Jacob fue interrumpido una vez más por su amigo, quien no dudó en asestar una veloz puñalada en su vientre. Cayó de rodillas, con sus manos dispuestas alrededor de la terrible herida. Antes de que pudiera levantarse, fue alcanzado por Walter, quien lo sujetó del cuello y estampó su cabeza contra el suelo. Una expresión sádica se apoderó de su rostró.

—¡¿Qué estás haciendo...?!

—Aún necesito uno más... Jacob. Lo sabes muy bien, seis pecadores y el transmigrante, ¿es lo que recordabas? ¿O de verdad pensabas que nunca iba a darme cuenta de lo que buscabas?

Los ojos de Jacob se abrieron de pánico, derramaron lágrimas al suelo, sin que esto significara nada para Walter. Gritó, pero nadie vendría por su ayuda.

—No... ¡No, por favor! ¡Hice todo lo que pediste! ¡¿Acaso no somos amigos?!

La sonrisa en el rostro de Walter desapareció.

—No finjas. Sé lo que tenías en mente, ¿de verdad pensaste que me sacrificaría para completar tu estúpido ritual?

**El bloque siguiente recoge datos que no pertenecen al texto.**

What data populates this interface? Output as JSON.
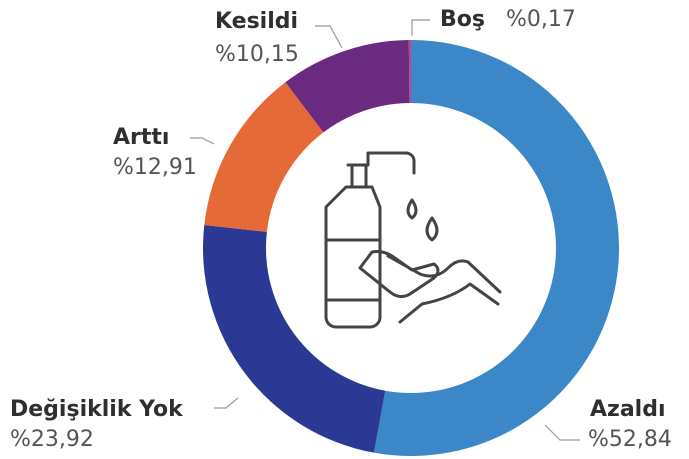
{
  "chart_data": {
    "type": "donut",
    "categories": [
      "Azaldı",
      "Değişiklik Yok",
      "Arttı",
      "Kesildi",
      "Boş"
    ],
    "values": [
      52.84,
      23.92,
      12.91,
      10.15,
      0.17
    ],
    "value_labels": [
      "%52,84",
      "%23,92",
      "%12,91",
      "%10,15",
      "%0,17"
    ],
    "colors": [
      "#3b87c8",
      "#2b3994",
      "#e66a37",
      "#6a2a80",
      "#c2408d"
    ]
  }
}
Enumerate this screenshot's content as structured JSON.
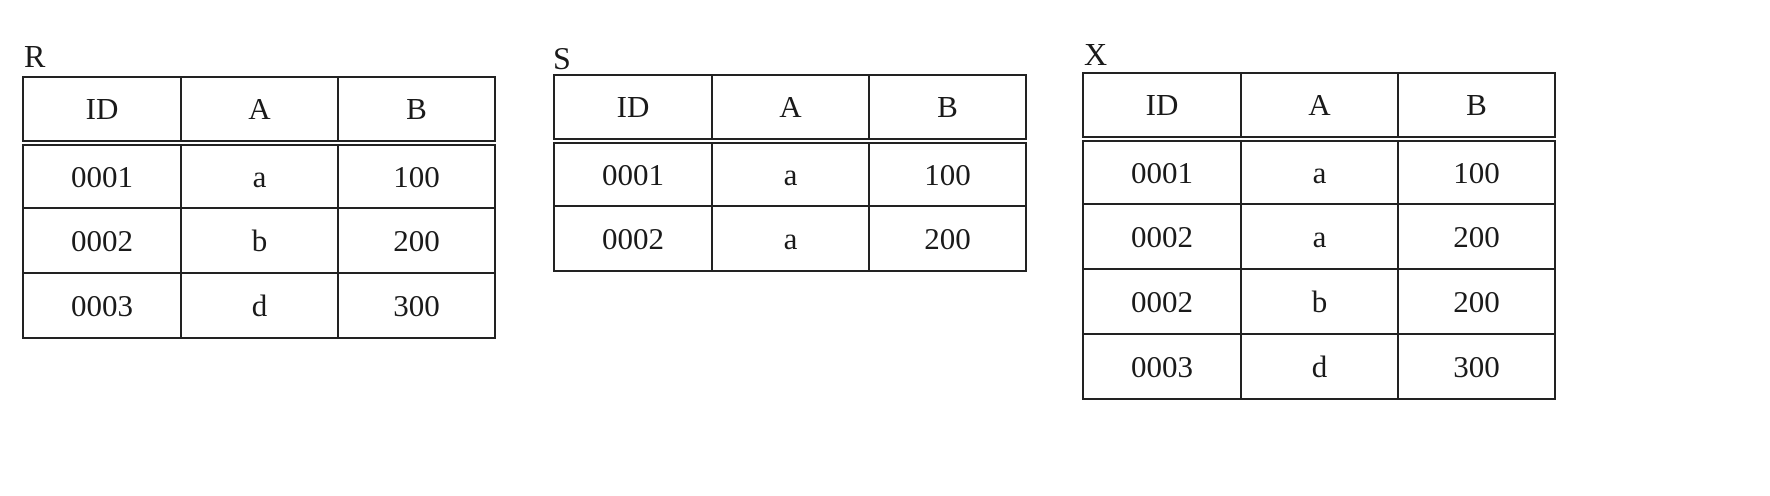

—¡No! ¡Yo sólo...! ¡Soy tu amigo! ¡Todo lo que hice fue para que fueras libre de tu maldición!

—Sí, sí, ¿puedes dejar de actuar? Sé tú mismo, al menos por un maldito segundo. Admítelo, te harás un favor. Además, no soy tan estúpido como para cumplir los sueños de otro.

Walter aproximó el filo de su cuchillo dentado en dirección a la garganta de Jacob, quien se paralizó al sentir el cortante metal sobre su frágil piel. Tragó saliva y guardó sus palabras. Una sonrisa cruel emergió en su rostro.

—Si no haces lo que acordamos, no obtendrás la absolución que tanto buscabas—le amenazó—. No sabes lo que haces, los rituales de sangre no son algo con lo que puedas jugar.

Walter ignoró sus palabras y, con sadismo, se acercó a sus oídos para susurrarle por última vez.

—¿Y quién dice que estoy jugando?

Y dichas esas palabras, Walter deslizó el filo de su cuchillo por el cuello de su víctima.